Operates on a single batch of data from the validation set. In this step you’d might generate examples or calculate anything of interest like accuracy.

Parameters:
  • batch – The output of your data iterable, normally a DataLoader.

  • batch_idx – The index of this batch.

  • dataloader_idx – The index of the dataloader that produced this batch. (only if multiple dataloaders used)

Returns:

  • Tensor - The loss tensor

  • dict - A dictionary. Can include any keys, but must include the key 'loss'.

  • None - Skip to the next batch.

# if you have one val dataloader:
def validation_step(self, batch, batch_idx): ...


# if you have multiple val dataloaders:
def validation_step(self, batch, batch_idx, dataloader_idx=0): ...

Examples:

# CASE 1: A single validation dataset
def validation_step(self, batch, batch_idx):
    x, y = batch

    # implement your own
    out = self(x)
    loss = self.loss(out, y)

    # log 6 example images
    # or generated text... or whatever
    sample_imgs = x[:6]
    grid = torchvision.utils.make_grid(sample_imgs)
    self.logger.experiment.add_image('example_images', grid, 0)

    # calculate acc
    labels_hat = torch.argmax(out, dim=1)
    val_acc = torch.sum(y == labels_hat).item() / (len(y) * 1.0)

    # log the outputs!
    self.log_dict({'val_loss': loss, 'val_acc': val_acc})

If you pass in multiple val dataloaders, validation_step() will have an additional argument.

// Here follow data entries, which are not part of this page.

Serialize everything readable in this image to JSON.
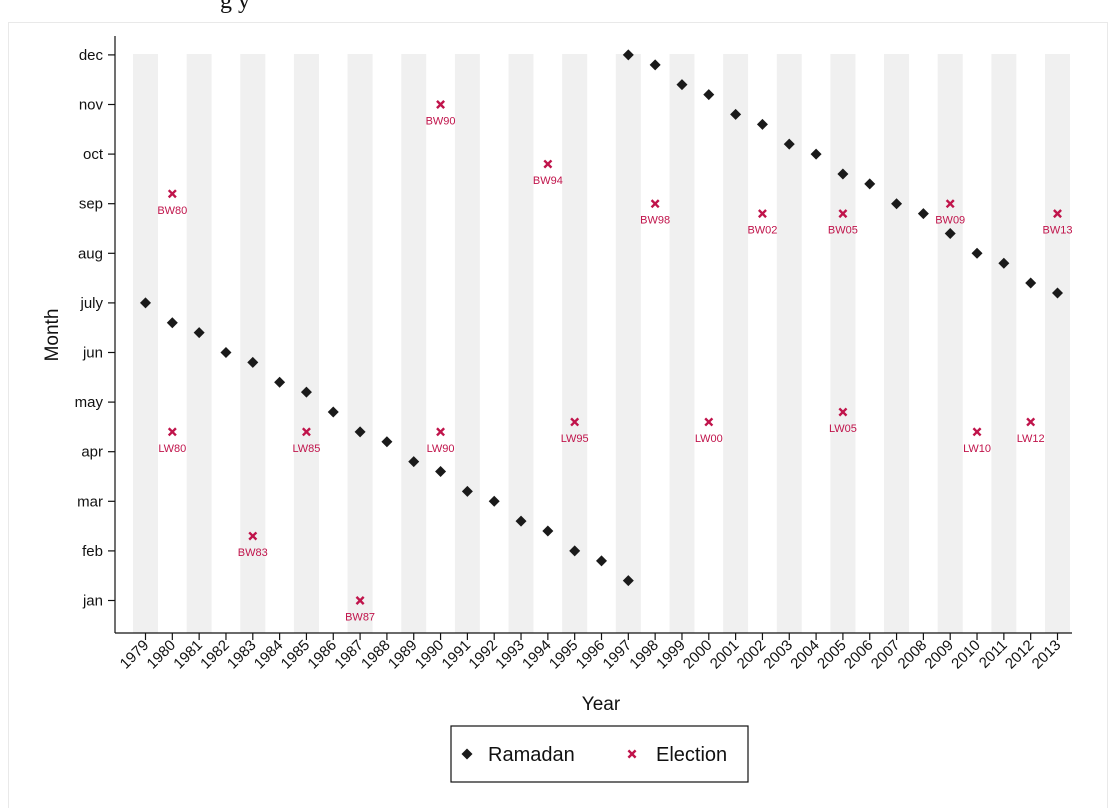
{
  "header": {
    "partial_title": "g                                    y"
  },
  "chart_data": {
    "type": "scatter",
    "xlabel": "Year",
    "ylabel": "Month",
    "x_categories": [
      "1979",
      "1980",
      "1981",
      "1982",
      "1983",
      "1984",
      "1985",
      "1986",
      "1987",
      "1988",
      "1989",
      "1990",
      "1991",
      "1992",
      "1993",
      "1994",
      "1995",
      "1996",
      "1997",
      "1998",
      "1999",
      "2000",
      "2001",
      "2002",
      "2003",
      "2004",
      "2005",
      "2006",
      "2007",
      "2008",
      "2009",
      "2010",
      "2011",
      "2012",
      "2013"
    ],
    "y_ticks": [
      {
        "label": "jan",
        "value": 1
      },
      {
        "label": "feb",
        "value": 2
      },
      {
        "label": "mar",
        "value": 3
      },
      {
        "label": "apr",
        "value": 4
      },
      {
        "label": "may",
        "value": 5
      },
      {
        "label": "jun",
        "value": 6
      },
      {
        "label": "july",
        "value": 7
      },
      {
        "label": "aug",
        "value": 8
      },
      {
        "label": "sep",
        "value": 9
      },
      {
        "label": "oct",
        "value": 10
      },
      {
        "label": "nov",
        "value": 11
      },
      {
        "label": "dec",
        "value": 12
      }
    ],
    "ylim": [
      0.4,
      12.5
    ],
    "shaded_bands": true,
    "legend_position": "bottom-center",
    "series": [
      {
        "name": "Ramadan",
        "marker": "diamond",
        "color": "#1a1a1a",
        "points": [
          {
            "x": "1979",
            "y": 7.0
          },
          {
            "x": "1980",
            "y": 6.6
          },
          {
            "x": "1981",
            "y": 6.4
          },
          {
            "x": "1982",
            "y": 6.0
          },
          {
            "x": "1983",
            "y": 5.8
          },
          {
            "x": "1984",
            "y": 5.4
          },
          {
            "x": "1985",
            "y": 5.2
          },
          {
            "x": "1986",
            "y": 4.8
          },
          {
            "x": "1987",
            "y": 4.4
          },
          {
            "x": "1988",
            "y": 4.2
          },
          {
            "x": "1989",
            "y": 3.8
          },
          {
            "x": "1990",
            "y": 3.6
          },
          {
            "x": "1991",
            "y": 3.2
          },
          {
            "x": "1992",
            "y": 3.0
          },
          {
            "x": "1993",
            "y": 2.6
          },
          {
            "x": "1994",
            "y": 2.4
          },
          {
            "x": "1995",
            "y": 2.0
          },
          {
            "x": "1996",
            "y": 1.8
          },
          {
            "x": "1997",
            "y": 1.4
          },
          {
            "x": "1997",
            "y": 12.0
          },
          {
            "x": "1998",
            "y": 11.8
          },
          {
            "x": "1999",
            "y": 11.4
          },
          {
            "x": "2000",
            "y": 11.2
          },
          {
            "x": "2001",
            "y": 10.8
          },
          {
            "x": "2002",
            "y": 10.6
          },
          {
            "x": "2003",
            "y": 10.2
          },
          {
            "x": "2004",
            "y": 10.0
          },
          {
            "x": "2005",
            "y": 9.6
          },
          {
            "x": "2006",
            "y": 9.4
          },
          {
            "x": "2007",
            "y": 9.0
          },
          {
            "x": "2008",
            "y": 8.8
          },
          {
            "x": "2009",
            "y": 8.4
          },
          {
            "x": "2010",
            "y": 8.0
          },
          {
            "x": "2011",
            "y": 7.8
          },
          {
            "x": "2012",
            "y": 7.4
          },
          {
            "x": "2013",
            "y": 7.2
          }
        ]
      },
      {
        "name": "Election",
        "marker": "x",
        "color": "#c0144b",
        "points": [
          {
            "x": "1980",
            "y": 9.2,
            "label": "BW80"
          },
          {
            "x": "1990",
            "y": 11.0,
            "label": "BW90"
          },
          {
            "x": "1994",
            "y": 9.8,
            "label": "BW94"
          },
          {
            "x": "1998",
            "y": 9.0,
            "label": "BW98"
          },
          {
            "x": "2002",
            "y": 8.8,
            "label": "BW02"
          },
          {
            "x": "2005",
            "y": 8.8,
            "label": "BW05"
          },
          {
            "x": "2009",
            "y": 9.0,
            "label": "BW09"
          },
          {
            "x": "2013",
            "y": 8.8,
            "label": "BW13"
          },
          {
            "x": "1983",
            "y": 2.3,
            "label": "BW83"
          },
          {
            "x": "1987",
            "y": 1.0,
            "label": "BW87"
          },
          {
            "x": "1980",
            "y": 4.4,
            "label": "LW80"
          },
          {
            "x": "1985",
            "y": 4.4,
            "label": "LW85"
          },
          {
            "x": "1990",
            "y": 4.4,
            "label": "LW90"
          },
          {
            "x": "1995",
            "y": 4.6,
            "label": "LW95"
          },
          {
            "x": "2000",
            "y": 4.6,
            "label": "LW00"
          },
          {
            "x": "2005",
            "y": 4.8,
            "label": "LW05"
          },
          {
            "x": "2010",
            "y": 4.4,
            "label": "LW10"
          },
          {
            "x": "2012",
            "y": 4.6,
            "label": "LW12"
          }
        ]
      }
    ]
  }
}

We recommend setting the default value of 0 so that you can quickly switch between single and multiple dataloaders.

# CASE 2: multiple validation dataloaders
def validation_step(self, batch, batch_idx, dataloader_idx=0):
    # dataloader_idx tells you which dataset this is.
    x, y = batch

    # implement your own
    out = self(x)

    if dataloader_idx == 0:
        loss = self.loss0(out, y)
    else:
        loss = self.loss1(out, y)

    # calculate acc
    labels_hat = torch.argmax(out, dim=1)
    acc = torch.sum(y == labels_hat).item() / (len(y) * 1.0)

    # log the outputs separately for each dataloader
    self.log_dict({f"val_loss_{dataloader_idx}": loss, f"val_acc_{dataloader_idx}": acc})

Note

If you don’t need to validate you don’t need to implement this method.

Note

When the validation_step() is called, the model has been put in eval mode and PyTorch gradients have been disabled. At the end of validation, the model goes back to training mode and gradients are enabled.

Low-Level API

These modules provide lower-level access to the core components of kraken. In most cases, it is recommended to use the high-level API instead.

kraken.ketos.pretrain

Command line driver for unsupervised recognition pretraining

Top-level module containing datasets for recognition and segmentation training.

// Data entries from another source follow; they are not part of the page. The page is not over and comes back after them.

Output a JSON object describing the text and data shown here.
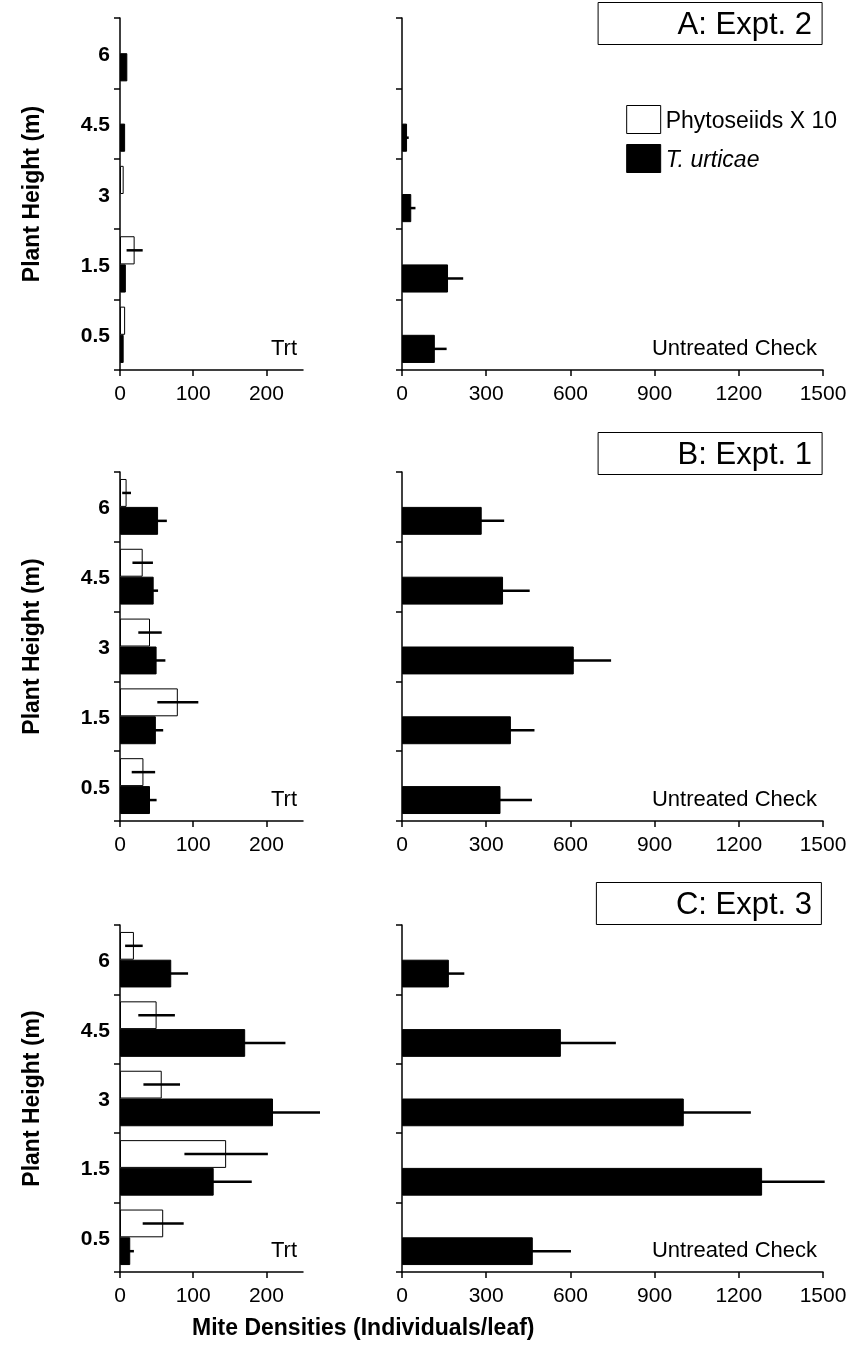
{
  "chart_data": [
    {
      "type": "bar",
      "orientation": "horizontal",
      "ylabel": "Plant Height (m)",
      "categories": [
        "6",
        "4.5",
        "3",
        "1.5",
        "0.5"
      ],
      "xlim": [
        0,
        250
      ],
      "xticks": [
        0,
        100,
        200
      ],
      "annotations": [
        "Trt"
      ],
      "series": [
        {
          "color": "#ffffff",
          "values": [
            null,
            null,
            5,
            20,
            7
          ],
          "errors": [
            null,
            null,
            null,
            11,
            null
          ]
        },
        {
          "color": "#000000",
          "values": [
            10,
            7,
            null,
            8,
            5
          ]
        }
      ]
    },
    {
      "type": "bar",
      "orientation": "horizontal",
      "title": "A: Expt. 2",
      "tick_labels": "x",
      "legend": "top right",
      "categories": [
        "6",
        "4.5",
        "3",
        "1.5",
        "0.5"
      ],
      "xlim": [
        0,
        1500
      ],
      "xticks": [
        0,
        300,
        600,
        900,
        1200,
        1500
      ],
      "annotations": [
        "Untreated Check"
      ],
      "series": [
        {
          "name": "Phytoseiids X 10",
          "color": "#ffffff",
          "values": [
            null,
            null,
            null,
            null,
            null
          ]
        },
        {
          "name": "T. urticae",
          "color": "#000000",
          "values": [
            null,
            18,
            33,
            164,
            117
          ],
          "errors": [
            null,
            6,
            15,
            54,
            42
          ]
        }
      ]
    },
    {
      "type": "bar",
      "orientation": "horizontal",
      "ylabel": "Plant Height (m)",
      "categories": [
        "6",
        "4.5",
        "3",
        "1.5",
        "0.5"
      ],
      "xlim": [
        0,
        250
      ],
      "xticks": [
        0,
        100,
        200
      ],
      "annotations": [
        "Trt"
      ],
      "series": [
        {
          "color": "#ffffff",
          "values": [
            9,
            31,
            41,
            79,
            32
          ],
          "errors": [
            6,
            14,
            16,
            28,
            16
          ]
        },
        {
          "color": "#000000",
          "values": [
            52,
            46,
            50,
            49,
            41
          ],
          "errors": [
            12,
            6,
            12,
            10,
            9
          ]
        }
      ]
    },
    {
      "type": "bar",
      "orientation": "horizontal",
      "title": "B: Expt. 1",
      "tick_labels": "x",
      "categories": [
        "6",
        "4.5",
        "3",
        "1.5",
        "0.5"
      ],
      "xlim": [
        0,
        1500
      ],
      "xticks": [
        0,
        300,
        600,
        900,
        1200,
        1500
      ],
      "annotations": [
        "Untreated Check"
      ],
      "series": [
        {
          "color": "#ffffff",
          "values": [
            null,
            null,
            null,
            null,
            null
          ]
        },
        {
          "color": "#000000",
          "values": [
            284,
            360,
            612,
            388,
            351
          ],
          "errors": [
            80,
            95,
            133,
            84,
            112
          ]
        }
      ]
    },
    {
      "type": "bar",
      "orientation": "horizontal",
      "ylabel": "Plant Height (m)",
      "categories": [
        "6",
        "4.5",
        "3",
        "1.5",
        "0.5"
      ],
      "xlim": [
        0,
        250
      ],
      "xticks": [
        0,
        100,
        200
      ],
      "annotations": [
        "Trt"
      ],
      "series": [
        {
          "color": "#ffffff",
          "values": [
            19,
            50,
            57,
            145,
            59
          ],
          "errors": [
            12,
            25,
            25,
            57,
            28
          ]
        },
        {
          "color": "#000000",
          "values": [
            70,
            171,
            209,
            128,
            14
          ],
          "errors": [
            23,
            55,
            77,
            52,
            5
          ]
        }
      ]
    },
    {
      "type": "bar",
      "orientation": "horizontal",
      "title": "C: Expt. 3",
      "tick_labels": "x",
      "xlabel": "Mite Densities (Individuals/leaf)",
      "categories": [
        "6",
        "4.5",
        "3",
        "1.5",
        "0.5"
      ],
      "xlim": [
        0,
        1500
      ],
      "xticks": [
        0,
        300,
        600,
        900,
        1200,
        1500
      ],
      "annotations": [
        "Untreated Check"
      ],
      "series": [
        {
          "color": "#ffffff",
          "values": [
            null,
            null,
            null,
            null,
            null
          ]
        },
        {
          "color": "#000000",
          "values": [
            167,
            566,
            1004,
            1283,
            466
          ],
          "errors": [
            55,
            196,
            239,
            223,
            136
          ]
        }
      ]
    }
  ]
}
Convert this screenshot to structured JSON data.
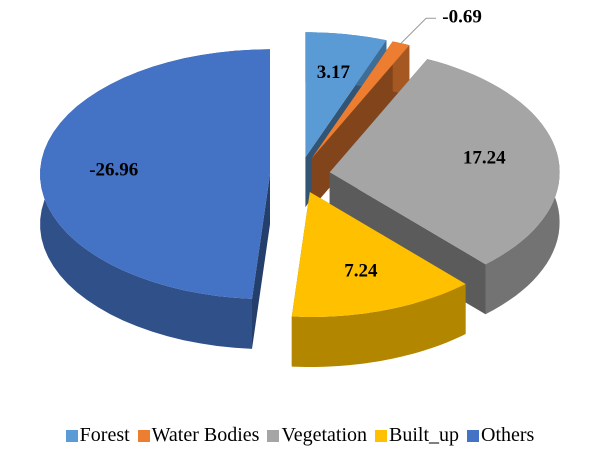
{
  "chart_data": {
    "type": "pie",
    "categories": [
      "Forest",
      "Water Bodies",
      "Vegetation",
      "Built_up",
      "Others"
    ],
    "values": [
      3.17,
      -0.69,
      17.24,
      7.24,
      -26.96
    ],
    "colors": [
      "#5b9bd5",
      "#ed7d31",
      "#a5a5a5",
      "#ffc000",
      "#4472c4"
    ],
    "legend": "bottom"
  }
}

Pytorch compatible codec with many-to-many mapping between labels and graphemes.

kraken.lib.exceptions

All custom exceptions raised by kraken’s modules and packages. Packages should always define their exceptions here.

Processing for baseline segmenter output

Decoders for softmax outputs of CTC trained networks.

Decoders extract label sequences out of the raw output matrix of the line recognition network. There are multiple different approaches implemented here, from a simple greedy decoder, to the legacy ocropy thresholding decoder, and a more complex beam search decoder.

Extracted label sequences are converted into the code point domain using kraken.lib.codec.PytorchCodec.

Legacy Modules

These modules are retained for compatibility reasons or highly specialized use cases. Their use is not recommended.

kraken.binarization

An adaptive binarization algorithm. This code is legacy and only remains for historical reasons. Binarization is no longer necessary for most workflows.

kraken.pageseg

The legacy bounding box segmentation method using conventional image processing techniques.

kraken.rpred

Legacy line text recognition API. New code should use the RecognitionTaskModel from kraken.tasks which is more versatile and offers higher performance.

kraken.lib.models

Wrapper around TorchVGSLModel including a variety of forward pass helpers for sequence classification.